Born in Accrington, the former Royal Marine Officer built a reputation for his aggressive and rhythmic style of drumming. As a rock and soul drummer for bands both in Europe and the UK, Kanavan was never short of work. Following his brief spell of notoriety, Kanavan stepped away from the limelight in the early 1980s and began a new life as a music tutor in the South of England.

Following the death of his wife on 11 August 1989, Blue Haze vocalist Barbara Mac, he lost his love of music. He would fail to show at concerts and was soon dropped by mainstream record labels and bands.

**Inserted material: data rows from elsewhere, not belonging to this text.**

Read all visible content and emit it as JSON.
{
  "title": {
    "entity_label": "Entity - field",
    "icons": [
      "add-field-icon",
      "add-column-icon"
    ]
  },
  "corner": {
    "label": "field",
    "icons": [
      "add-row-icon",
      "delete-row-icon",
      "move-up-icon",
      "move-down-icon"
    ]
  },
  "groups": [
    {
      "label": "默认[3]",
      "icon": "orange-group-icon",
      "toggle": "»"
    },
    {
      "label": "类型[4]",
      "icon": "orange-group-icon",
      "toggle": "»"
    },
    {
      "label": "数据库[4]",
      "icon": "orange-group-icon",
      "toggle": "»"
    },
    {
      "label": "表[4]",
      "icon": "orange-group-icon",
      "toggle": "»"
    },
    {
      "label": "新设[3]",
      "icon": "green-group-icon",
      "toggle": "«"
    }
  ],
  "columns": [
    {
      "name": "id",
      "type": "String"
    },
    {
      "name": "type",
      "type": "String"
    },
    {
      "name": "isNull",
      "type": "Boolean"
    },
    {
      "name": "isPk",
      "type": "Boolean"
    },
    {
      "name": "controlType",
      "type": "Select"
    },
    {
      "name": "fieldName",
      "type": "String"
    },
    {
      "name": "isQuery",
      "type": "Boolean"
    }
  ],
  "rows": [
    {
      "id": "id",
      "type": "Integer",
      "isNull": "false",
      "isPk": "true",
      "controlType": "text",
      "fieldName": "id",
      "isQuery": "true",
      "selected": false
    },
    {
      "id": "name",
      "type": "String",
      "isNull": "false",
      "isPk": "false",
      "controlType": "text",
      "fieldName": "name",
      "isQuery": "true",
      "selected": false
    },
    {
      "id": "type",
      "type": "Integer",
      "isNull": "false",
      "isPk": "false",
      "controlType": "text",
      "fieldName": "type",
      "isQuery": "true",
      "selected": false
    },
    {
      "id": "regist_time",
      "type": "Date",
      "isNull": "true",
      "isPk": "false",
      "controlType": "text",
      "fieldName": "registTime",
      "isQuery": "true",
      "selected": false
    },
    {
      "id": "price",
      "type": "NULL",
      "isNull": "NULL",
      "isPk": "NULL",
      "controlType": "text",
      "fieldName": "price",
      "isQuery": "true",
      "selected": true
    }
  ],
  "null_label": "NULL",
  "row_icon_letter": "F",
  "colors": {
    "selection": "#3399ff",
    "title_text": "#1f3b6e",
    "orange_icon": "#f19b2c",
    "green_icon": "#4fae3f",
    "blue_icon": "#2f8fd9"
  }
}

In 2024 Kanavan returned to music reforming The Blue Haze Project and also with Hour Glass.

Kanavan is also composing classical music under his own name as showcased by the BBC.

Kanavan has made several appearances with The Blue Haze Project & Hour Glass in and around Edinburgh and Stirling.

==Band history==

Foreign Playground was founded by Kanavan and Hamilton and although found moderate success with the single "Would You" in Japan, the song failed to enter the UK singles chart. Panned by critics, the band released "Love in the Woods" which saw the band's popularity rise in Germany and Italy. His clashes with other band members sealed the fate of the band. In 1983, the band parted company.